Il s'est pratiqué au Québec 17 000 césariennes en 2005-2006, soit 22,8 % de tous les accouchements, une hausse de près de 6 % depuis 1994. Soixante-dix pour cent des femmes ont reçu l'anesthésie péridurale; pour celles qui ont accouché par voie vaginale, ce sont 61,6 % qui y ont eu recours, deux fois plus qu'en 1993-1994.
Pour Manon Lévesque, une des rares formatrices accréditées Bonapace dans la région de Québec, ces statistiques n'ont rien d'anodin. «Le recours à la péridurale entraîne des conséquences. Cela peut ralentir le travail. À ce moment-là, il faut administrer de l'ocytocine (pour stimuler les contractions). Ou alors le bébé ne descend pas bien et on doit utiliser les ventouses, les forceps. Et il a été démontré qu'il y a beaucoup plus de césariennes à la suite d'une péridurale.»
Si, en Europe, la plupart des sages-femmes sont formées Bonapace, la méthode est relativement méconnue au Québec. À ce titre, l'hôpital Saint-Luc, à Montréal, fait figure de pionnier, car il a intégré la formation dans ses cours de périnatalité et tous les couples qui le désirent y ont accès. Mme Lévesque rêve que, plus largement, les infirmières et les médecins en périnatalité soient formés ou simplement que la méthode soit abordée dans les cours prénatals, afin que les parents sachent que cela existe.
D'autant plus que cela répond parfaitement aux objectifs de la nouvelle Politique de périnatalité lancée en juin par le gouvernement québécois, souligne-t-elle. En effet, l'État désire redonner les compétences aux parents, favoriser l'implication du père, réduire le taux d'interventions obstétricales.
Ressources rares
Nadia, de Lévis, avait lu sur le sujet et était intéressée à en savoir plus. Mais malgré le fait qu'elle travaille elle-même dans le domaine de la santé, et qu'elle ait consulté plusieurs ressources en quête d'information, elle a dû faire des recherches intensives pour dénicher une formation dans la région.
La formation est courte ? maximum trois heures ? et est donnée à domicile, pour environ 150 $. Parfait pour Nadia et son conjoint qui, avec leurs horaires atypiques, pouvaient difficilement suivre une formation donnée sur des jours fixes.
Gérer la douleur
La méthode fait appel aux mécanismes endogènes présents naturellement dans le corps humain et qui permettent de moduler et de gérer la douleur. Par exemple, entre les contractions, le papa masse les zones douloureuses afin de «stimuler les fibres nerveuses qui vont bloquer le message de douleur qui est envoyé au cerveau», explique Manon Lévesque.
Aussi, le père stimule des points précis sur le corps de la femme, appelés points gâchettes. Il appuie très fort pour créer une deuxième douleur. «Ce qui se passe physiologiquement, c'est que le cerveau ne peut pas s'occuper de deux douleurs en même temps. Il met de côté la douleur de la contraction pour se concentrer sur le deuxième site de douleur.» Des endorphines sont alors libérées dans l'ensemble du corps et vont soulager principalement la douleur de la contraction. Cette technique est inspirée de l'acupuncture. «Et c'est prouvé scientifiquement», souligne Mme Lévesque.

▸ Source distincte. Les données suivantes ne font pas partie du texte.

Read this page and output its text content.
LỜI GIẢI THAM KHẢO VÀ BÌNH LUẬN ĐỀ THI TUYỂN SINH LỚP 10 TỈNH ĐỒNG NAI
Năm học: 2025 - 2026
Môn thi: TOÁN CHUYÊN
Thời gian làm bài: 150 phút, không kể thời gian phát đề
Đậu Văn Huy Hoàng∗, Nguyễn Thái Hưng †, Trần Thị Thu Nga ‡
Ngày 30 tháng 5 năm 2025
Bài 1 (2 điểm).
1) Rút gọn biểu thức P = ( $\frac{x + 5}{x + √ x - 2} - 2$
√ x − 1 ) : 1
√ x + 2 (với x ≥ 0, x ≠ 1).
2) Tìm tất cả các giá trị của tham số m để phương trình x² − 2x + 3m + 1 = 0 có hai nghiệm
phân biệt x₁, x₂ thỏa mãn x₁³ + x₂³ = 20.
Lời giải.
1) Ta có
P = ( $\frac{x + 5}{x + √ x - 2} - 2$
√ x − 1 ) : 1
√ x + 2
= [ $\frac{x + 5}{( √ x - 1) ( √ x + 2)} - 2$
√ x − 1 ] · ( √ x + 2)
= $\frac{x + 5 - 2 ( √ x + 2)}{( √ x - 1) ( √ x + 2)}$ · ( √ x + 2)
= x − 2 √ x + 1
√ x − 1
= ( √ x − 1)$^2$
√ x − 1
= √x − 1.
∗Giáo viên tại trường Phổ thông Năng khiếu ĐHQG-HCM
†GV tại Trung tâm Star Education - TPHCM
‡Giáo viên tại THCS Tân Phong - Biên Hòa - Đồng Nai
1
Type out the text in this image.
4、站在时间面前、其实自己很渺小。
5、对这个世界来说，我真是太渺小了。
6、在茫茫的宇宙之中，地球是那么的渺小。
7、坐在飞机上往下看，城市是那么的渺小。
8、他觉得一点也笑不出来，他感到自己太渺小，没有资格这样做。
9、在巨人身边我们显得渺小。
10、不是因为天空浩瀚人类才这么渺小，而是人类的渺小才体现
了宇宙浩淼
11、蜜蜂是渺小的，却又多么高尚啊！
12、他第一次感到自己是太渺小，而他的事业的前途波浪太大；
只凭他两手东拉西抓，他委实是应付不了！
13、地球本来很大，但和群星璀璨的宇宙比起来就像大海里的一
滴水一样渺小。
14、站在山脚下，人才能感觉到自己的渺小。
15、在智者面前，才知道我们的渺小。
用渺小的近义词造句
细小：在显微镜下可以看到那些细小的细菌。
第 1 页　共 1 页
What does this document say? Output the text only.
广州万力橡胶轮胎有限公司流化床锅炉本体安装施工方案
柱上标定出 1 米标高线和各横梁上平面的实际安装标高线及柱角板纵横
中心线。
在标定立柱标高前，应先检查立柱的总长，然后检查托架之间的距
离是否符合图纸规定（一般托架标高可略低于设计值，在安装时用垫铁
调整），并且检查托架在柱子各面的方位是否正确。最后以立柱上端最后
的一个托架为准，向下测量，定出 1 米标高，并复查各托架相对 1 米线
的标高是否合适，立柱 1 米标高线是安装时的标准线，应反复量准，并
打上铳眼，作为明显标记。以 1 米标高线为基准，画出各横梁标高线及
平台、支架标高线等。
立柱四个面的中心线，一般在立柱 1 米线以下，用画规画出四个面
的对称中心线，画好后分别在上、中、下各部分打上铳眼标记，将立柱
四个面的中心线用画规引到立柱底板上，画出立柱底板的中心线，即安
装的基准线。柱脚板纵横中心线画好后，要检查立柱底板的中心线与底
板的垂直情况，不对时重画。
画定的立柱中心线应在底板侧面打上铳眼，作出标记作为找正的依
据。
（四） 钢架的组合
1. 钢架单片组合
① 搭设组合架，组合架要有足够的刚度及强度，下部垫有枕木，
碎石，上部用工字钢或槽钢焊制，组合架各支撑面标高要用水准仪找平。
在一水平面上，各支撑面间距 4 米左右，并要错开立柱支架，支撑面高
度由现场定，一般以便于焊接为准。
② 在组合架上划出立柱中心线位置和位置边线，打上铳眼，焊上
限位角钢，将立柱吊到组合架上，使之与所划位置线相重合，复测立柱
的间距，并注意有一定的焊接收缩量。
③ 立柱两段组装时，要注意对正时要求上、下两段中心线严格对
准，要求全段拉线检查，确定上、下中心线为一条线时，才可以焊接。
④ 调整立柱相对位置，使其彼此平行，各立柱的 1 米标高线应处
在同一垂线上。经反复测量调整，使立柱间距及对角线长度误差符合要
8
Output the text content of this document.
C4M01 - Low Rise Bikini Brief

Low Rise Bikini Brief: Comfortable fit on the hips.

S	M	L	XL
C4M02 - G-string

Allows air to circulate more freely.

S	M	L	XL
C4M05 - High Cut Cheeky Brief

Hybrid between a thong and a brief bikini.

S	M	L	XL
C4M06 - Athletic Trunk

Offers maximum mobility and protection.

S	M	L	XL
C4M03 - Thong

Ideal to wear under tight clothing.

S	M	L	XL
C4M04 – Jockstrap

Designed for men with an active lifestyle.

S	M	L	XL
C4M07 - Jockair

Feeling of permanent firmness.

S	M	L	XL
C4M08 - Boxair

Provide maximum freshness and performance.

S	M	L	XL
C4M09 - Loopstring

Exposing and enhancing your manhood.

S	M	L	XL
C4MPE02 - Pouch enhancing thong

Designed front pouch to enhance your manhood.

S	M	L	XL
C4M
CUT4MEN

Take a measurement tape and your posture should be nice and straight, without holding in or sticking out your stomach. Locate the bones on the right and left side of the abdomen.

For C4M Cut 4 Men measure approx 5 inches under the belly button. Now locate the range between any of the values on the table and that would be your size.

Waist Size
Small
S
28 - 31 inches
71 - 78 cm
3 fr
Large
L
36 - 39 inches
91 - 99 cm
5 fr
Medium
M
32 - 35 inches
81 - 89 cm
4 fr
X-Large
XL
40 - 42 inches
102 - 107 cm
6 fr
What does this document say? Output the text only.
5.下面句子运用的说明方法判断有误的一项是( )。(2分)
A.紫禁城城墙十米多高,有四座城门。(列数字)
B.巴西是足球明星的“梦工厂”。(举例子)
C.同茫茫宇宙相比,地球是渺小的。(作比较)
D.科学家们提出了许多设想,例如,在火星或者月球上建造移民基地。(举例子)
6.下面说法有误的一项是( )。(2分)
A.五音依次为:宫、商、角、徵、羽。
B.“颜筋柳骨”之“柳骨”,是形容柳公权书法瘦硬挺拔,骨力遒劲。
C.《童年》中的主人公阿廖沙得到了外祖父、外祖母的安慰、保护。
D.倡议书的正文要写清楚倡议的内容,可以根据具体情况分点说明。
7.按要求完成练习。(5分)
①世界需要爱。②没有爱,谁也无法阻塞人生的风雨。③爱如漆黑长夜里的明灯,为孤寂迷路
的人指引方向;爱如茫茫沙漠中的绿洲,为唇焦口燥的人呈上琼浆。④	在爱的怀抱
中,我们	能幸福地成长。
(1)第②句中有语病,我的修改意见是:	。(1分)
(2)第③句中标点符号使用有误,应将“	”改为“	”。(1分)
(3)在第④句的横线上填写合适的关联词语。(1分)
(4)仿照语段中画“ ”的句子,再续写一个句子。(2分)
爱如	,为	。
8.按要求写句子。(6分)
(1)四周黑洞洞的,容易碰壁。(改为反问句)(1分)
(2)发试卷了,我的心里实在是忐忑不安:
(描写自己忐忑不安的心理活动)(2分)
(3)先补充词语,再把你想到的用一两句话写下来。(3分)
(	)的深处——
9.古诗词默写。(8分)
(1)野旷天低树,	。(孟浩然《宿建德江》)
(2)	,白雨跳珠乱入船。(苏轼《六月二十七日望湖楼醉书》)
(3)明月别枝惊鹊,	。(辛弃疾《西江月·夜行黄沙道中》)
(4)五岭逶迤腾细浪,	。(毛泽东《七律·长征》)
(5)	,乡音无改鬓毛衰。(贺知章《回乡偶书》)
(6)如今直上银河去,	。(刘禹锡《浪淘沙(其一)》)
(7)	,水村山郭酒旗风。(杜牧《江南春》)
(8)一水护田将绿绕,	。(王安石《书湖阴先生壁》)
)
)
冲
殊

La méthode enseigne également diverses positions pour être plus confortable lors de l'accouchement, insiste sur l'importance de la respiration et aide la femme à visualiser et à contrôler ses pensées pour «briser le cycle peur-douleur-tension». Plus globalement, elle prône l'implication du père pendant toute la période périnatale. Cela favorise la création d'un lien d'attachement entre le père et l'enfant, soutient Manon Lévesque.
Présence compétente
Pour Nadia, la présence compétente et rassurante de son conjoint lors de l'accouchement a été très bénéfique. «Il était préparé, il savait quoi faire. C'est ce qui m'a aidée le plus», dit-elle. Elle est d'ailleurs la première à recommander la méthode à ses amies.